P462 Upfront infliximab dose intensification for secondary loss of response in IBD: similar efficacy to dose interval shortening with the added advantage of early clinical and pharmacokinetic predictors of response
Srinivasan, A.(1,2,3);De Cruz, P.(3,4);Sam, M.(5,6,7);Toong, C.(5,6,7,8);van Langenberg, D.(1,2);
(1)Eastern Health, Department of Gastroenterology, Melbourne, Australia;(2)Monash University, Eastern Health Clinical School, Melbourne, Australia;(3)Austin Health, Department of Gastroenterology, Melbourne, Australia;(4)University of Melbourne, Austin Academic Centre, Melbourne, Australia;(5)NSW Health Pathology Liverpool Hospital, Department of Immunopathology, Sydney, Australia;(6)Ingham Institute of Applied Sciences, Immunology Research Group, Sydney, Australia;(7)University of NSW, South Western Sydney Clinical School, Sydney, Australia;(8)Liverpool Hospital, Department of Immunology, Sydney, Australia;
The efficacy and pharmacokinetic profile of upfront dose intensification strategies such as re-induction (RI) have not been well described, nor directly compared with more prevalent intensification strategies to address secondary loss of response (LOR) in inflammatory bowel disease (IBD).
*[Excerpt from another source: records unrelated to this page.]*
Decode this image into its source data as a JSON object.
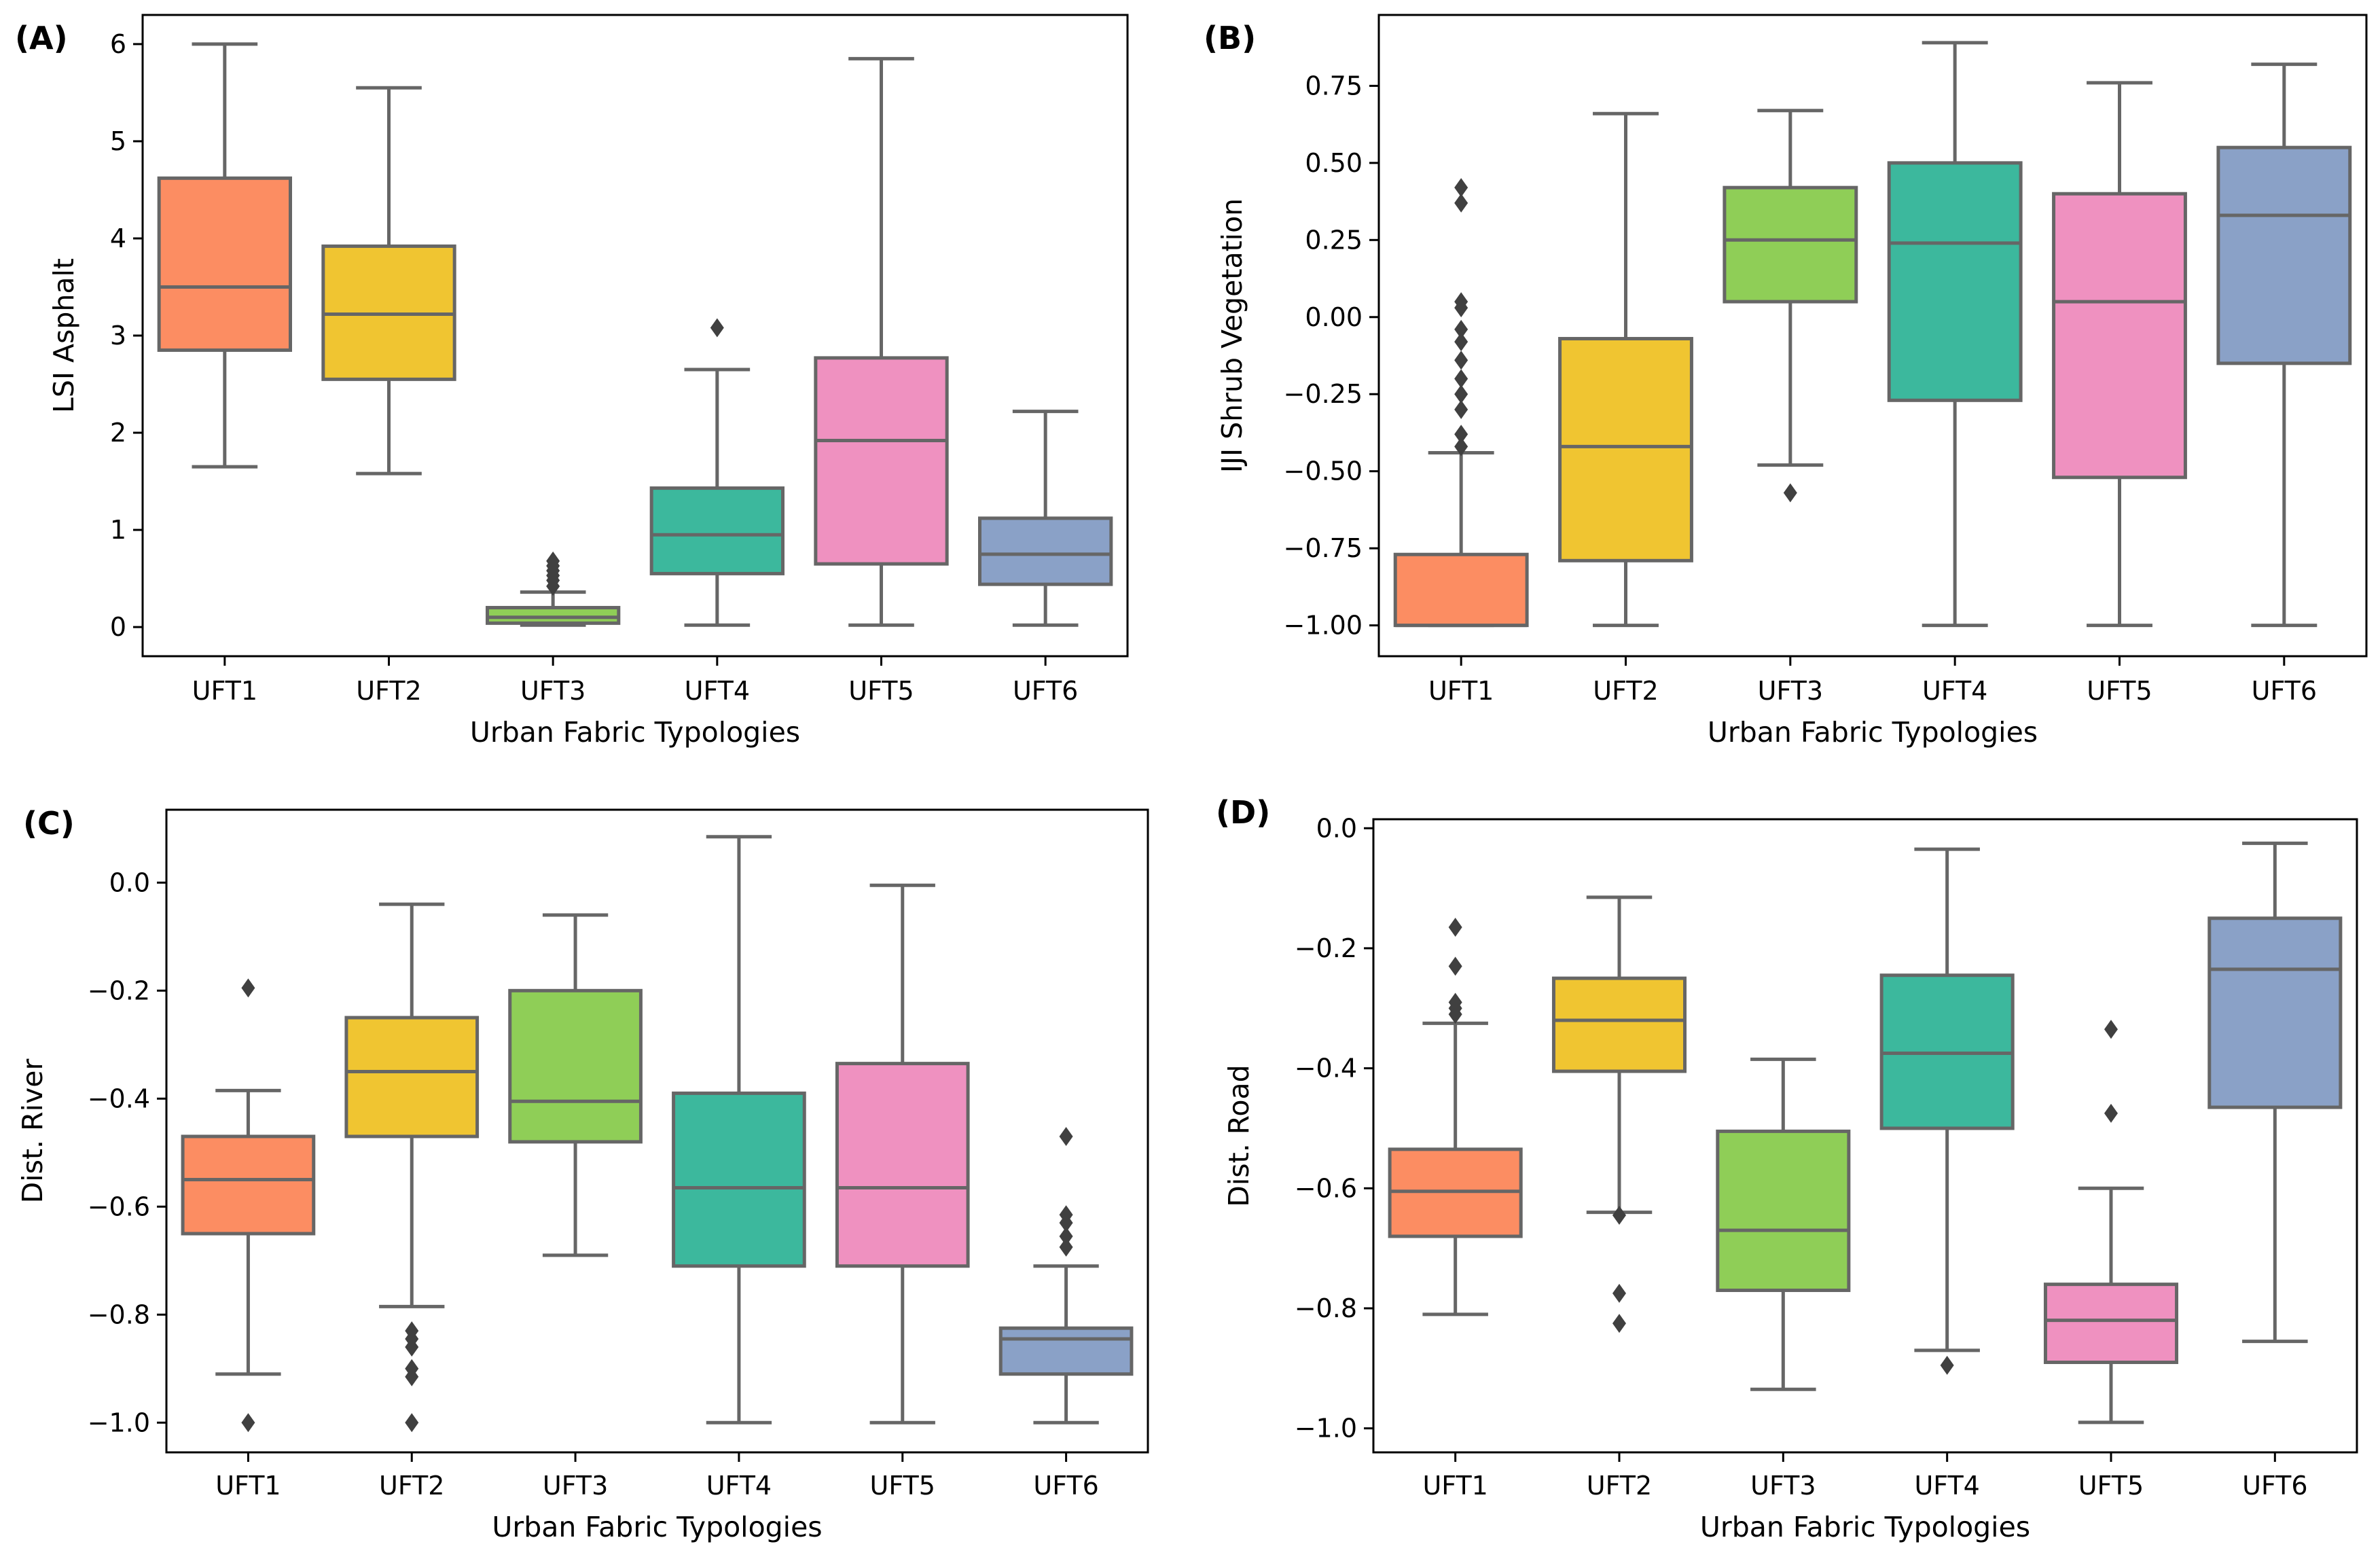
{
  "figure": {
    "background": "#ffffff"
  },
  "palette": {
    "UFT1": "#fc8d62",
    "UFT2": "#f0c531",
    "UFT3": "#8fce57",
    "UFT4": "#3cb89d",
    "UFT5": "#ef91c0",
    "UFT6": "#8aa1c7",
    "line": "#666666",
    "axis": "#000000"
  },
  "chart_data": [
    {
      "type": "box",
      "panel": "(A)",
      "xlabel": "Urban Fabric Typologies",
      "ylabel": "LSI Asphalt",
      "categories": [
        "UFT1",
        "UFT2",
        "UFT3",
        "UFT4",
        "UFT5",
        "UFT6"
      ],
      "ylim": [
        -0.3,
        6.3
      ],
      "yticks": [
        0,
        1,
        2,
        3,
        4,
        5,
        6
      ],
      "ytick_labels": [
        "0",
        "1",
        "2",
        "3",
        "4",
        "5",
        "6"
      ],
      "boxes": [
        {
          "category": "UFT1",
          "whislo": 1.65,
          "q1": 2.85,
          "med": 3.5,
          "q3": 4.62,
          "whishi": 6.0,
          "fliers": []
        },
        {
          "category": "UFT2",
          "whislo": 1.58,
          "q1": 2.55,
          "med": 3.22,
          "q3": 3.92,
          "whishi": 5.55,
          "fliers": []
        },
        {
          "category": "UFT3",
          "whislo": 0.02,
          "q1": 0.04,
          "med": 0.1,
          "q3": 0.2,
          "whishi": 0.36,
          "fliers": [
            0.42,
            0.48,
            0.53,
            0.58,
            0.63,
            0.68
          ]
        },
        {
          "category": "UFT4",
          "whislo": 0.02,
          "q1": 0.55,
          "med": 0.95,
          "q3": 1.43,
          "whishi": 2.65,
          "fliers": [
            3.08
          ]
        },
        {
          "category": "UFT5",
          "whislo": 0.02,
          "q1": 0.65,
          "med": 1.92,
          "q3": 2.77,
          "whishi": 5.85,
          "fliers": []
        },
        {
          "category": "UFT6",
          "whislo": 0.02,
          "q1": 0.44,
          "med": 0.75,
          "q3": 1.12,
          "whishi": 2.22,
          "fliers": []
        }
      ]
    },
    {
      "type": "box",
      "panel": "(B)",
      "xlabel": "Urban Fabric Typologies",
      "ylabel": "IJI Shrub Vegetation",
      "categories": [
        "UFT1",
        "UFT2",
        "UFT3",
        "UFT4",
        "UFT5",
        "UFT6"
      ],
      "ylim": [
        -1.1,
        0.98
      ],
      "yticks": [
        -1.0,
        -0.75,
        -0.5,
        -0.25,
        0.0,
        0.25,
        0.5,
        0.75
      ],
      "ytick_labels": [
        "−1.00",
        "−0.75",
        "−0.50",
        "−0.25",
        "0.00",
        "0.25",
        "0.50",
        "0.75"
      ],
      "boxes": [
        {
          "category": "UFT1",
          "whislo": -1.0,
          "q1": -1.0,
          "med": -1.0,
          "q3": -0.77,
          "whishi": -0.44,
          "fliers": [
            -0.42,
            -0.38,
            -0.3,
            -0.25,
            -0.2,
            -0.14,
            -0.08,
            -0.04,
            0.03,
            0.05,
            0.37,
            0.42
          ]
        },
        {
          "category": "UFT2",
          "whislo": -1.0,
          "q1": -0.79,
          "med": -0.42,
          "q3": -0.07,
          "whishi": 0.66,
          "fliers": []
        },
        {
          "category": "UFT3",
          "whislo": -0.48,
          "q1": 0.05,
          "med": 0.25,
          "q3": 0.42,
          "whishi": 0.67,
          "fliers": [
            -0.57
          ]
        },
        {
          "category": "UFT4",
          "whislo": -1.0,
          "q1": -0.27,
          "med": 0.24,
          "q3": 0.5,
          "whishi": 0.89,
          "fliers": []
        },
        {
          "category": "UFT5",
          "whislo": -1.0,
          "q1": -0.52,
          "med": 0.05,
          "q3": 0.4,
          "whishi": 0.76,
          "fliers": []
        },
        {
          "category": "UFT6",
          "whislo": -1.0,
          "q1": -0.15,
          "med": 0.33,
          "q3": 0.55,
          "whishi": 0.82,
          "fliers": []
        }
      ]
    },
    {
      "type": "box",
      "panel": "(C)",
      "xlabel": "Urban Fabric Typologies",
      "ylabel": "Dist. River",
      "categories": [
        "UFT1",
        "UFT2",
        "UFT3",
        "UFT4",
        "UFT5",
        "UFT6"
      ],
      "ylim": [
        -1.055,
        0.135
      ],
      "yticks": [
        -1.0,
        -0.8,
        -0.6,
        -0.4,
        -0.2,
        0.0
      ],
      "ytick_labels": [
        "−1.0",
        "−0.8",
        "−0.6",
        "−0.4",
        "−0.2",
        "0.0"
      ],
      "boxes": [
        {
          "category": "UFT1",
          "whislo": -0.91,
          "q1": -0.65,
          "med": -0.55,
          "q3": -0.47,
          "whishi": -0.385,
          "fliers": [
            -1.0,
            -0.195
          ]
        },
        {
          "category": "UFT2",
          "whislo": -0.785,
          "q1": -0.47,
          "med": -0.35,
          "q3": -0.25,
          "whishi": -0.04,
          "fliers": [
            -0.83,
            -0.845,
            -0.86,
            -0.9,
            -0.915,
            -1.0
          ]
        },
        {
          "category": "UFT3",
          "whislo": -0.69,
          "q1": -0.48,
          "med": -0.405,
          "q3": -0.2,
          "whishi": -0.06,
          "fliers": []
        },
        {
          "category": "UFT4",
          "whislo": -1.0,
          "q1": -0.71,
          "med": -0.565,
          "q3": -0.39,
          "whishi": 0.085,
          "fliers": []
        },
        {
          "category": "UFT5",
          "whislo": -1.0,
          "q1": -0.71,
          "med": -0.565,
          "q3": -0.335,
          "whishi": -0.005,
          "fliers": []
        },
        {
          "category": "UFT6",
          "whislo": -1.0,
          "q1": -0.91,
          "med": -0.845,
          "q3": -0.825,
          "whishi": -0.71,
          "fliers": [
            -0.47,
            -0.615,
            -0.63,
            -0.655,
            -0.675
          ]
        }
      ]
    },
    {
      "type": "box",
      "panel": "(D)",
      "xlabel": "Urban Fabric Typologies",
      "ylabel": "Dist. Road",
      "categories": [
        "UFT1",
        "UFT2",
        "UFT3",
        "UFT4",
        "UFT5",
        "UFT6"
      ],
      "ylim": [
        -1.04,
        0.015
      ],
      "yticks": [
        -1.0,
        -0.8,
        -0.6,
        -0.4,
        -0.2,
        0.0
      ],
      "ytick_labels": [
        "−1.0",
        "−0.8",
        "−0.6",
        "−0.4",
        "−0.2",
        "0.0"
      ],
      "boxes": [
        {
          "category": "UFT1",
          "whislo": -0.81,
          "q1": -0.68,
          "med": -0.605,
          "q3": -0.535,
          "whishi": -0.325,
          "fliers": [
            -0.165,
            -0.23,
            -0.29,
            -0.3,
            -0.31
          ]
        },
        {
          "category": "UFT2",
          "whislo": -0.64,
          "q1": -0.405,
          "med": -0.32,
          "q3": -0.25,
          "whishi": -0.115,
          "fliers": [
            -0.645,
            -0.775,
            -0.825
          ]
        },
        {
          "category": "UFT3",
          "whislo": -0.935,
          "q1": -0.77,
          "med": -0.67,
          "q3": -0.505,
          "whishi": -0.385,
          "fliers": []
        },
        {
          "category": "UFT4",
          "whislo": -0.87,
          "q1": -0.5,
          "med": -0.375,
          "q3": -0.245,
          "whishi": -0.035,
          "fliers": [
            -0.895
          ]
        },
        {
          "category": "UFT5",
          "whislo": -0.99,
          "q1": -0.89,
          "med": -0.82,
          "q3": -0.76,
          "whishi": -0.6,
          "fliers": [
            -0.335,
            -0.475
          ]
        },
        {
          "category": "UFT6",
          "whislo": -0.855,
          "q1": -0.465,
          "med": -0.235,
          "q3": -0.15,
          "whishi": -0.025,
          "fliers": []
        }
      ]
    }
  ]
}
Hence this study aimed to prospectively compare infliximab RI and 6-weekly dose interval shortening (DIS) with reference to clinical and pharmacokinetic effectiveness, and to identify early predictors of response.
A prospective multicentre parallel cohort study of consecutive patients with IBD who underwent dose intensification to address secondary LOR using (1) infliximab RI (i.e. repeat week 0,2,6 dosing) followed by 8-weekly maintenance, or (2) 6-weekly DIS, over 30 weeks (6 doses) was undertaken. Primary outcomes were: (1) Clinical response, defined as a decrease in Harvey Bradshaw Index ≥3 or partial Mayo score ≥2 from pre-intensification baseline, assessed at weeks 12 and 32, and (2) Clinical and pharmacokinetic predictors of week 32 response, with serum infliximab samples collected at predefined timepoints (Figure 1). Patients who were dose intensified in the absence of clinical symptoms, were excluded from the primary analysis.
Of 104 patients, 54 underwent RI and 50 underwent 6-weekly DIS (Table 1), including 43 patients from each cohort who were dose intensified to address clinically active disease. Baseline infliximab trough levels prior to RI and DIS (2.03 v 2.02ug/ml, p=0.83) were comparable. Clinical response was similar across both RI and DIS cohorts at weeks 12 (70 v 65%, p=0.89) and 32 (53 v 63%, p=0.51). Multivariate logistic analyses demonstrated that objectively verified active disease at baseline (OR 20.43[2.53-64.94]; p=0.005) and clinical response at week 12 (OR 15.44[1.20-19.97]; p=0.036) were associated with week 32 response, as were week 2 infliximab levels within the RI cohort only (OR 1.34[1.02-1.47]; p=0.036). Following RI, week 2 infliximab levels below 15.6ug/ml (sensitivity 100.0%; specificity 42.9%; AUROC 0.76; p<0.05) were predictive of not achieving clinical response at week 32; potentially indicating that amongst this patient subset, week 12 clinical response may be useful in differentiating between early clinical responders who may benefit from sequential DIS following RI to prevent subsequent non-response, and early clinical non-responders who may benefit from early biologic switching.
Despite similar clinical outcomes across both dose intensification strategies, only upfront dose intensification using infliximab RI was associated with early clinical and pharmacokinetic predictors of response capable of facilitating early dose optimisation and biologic switching.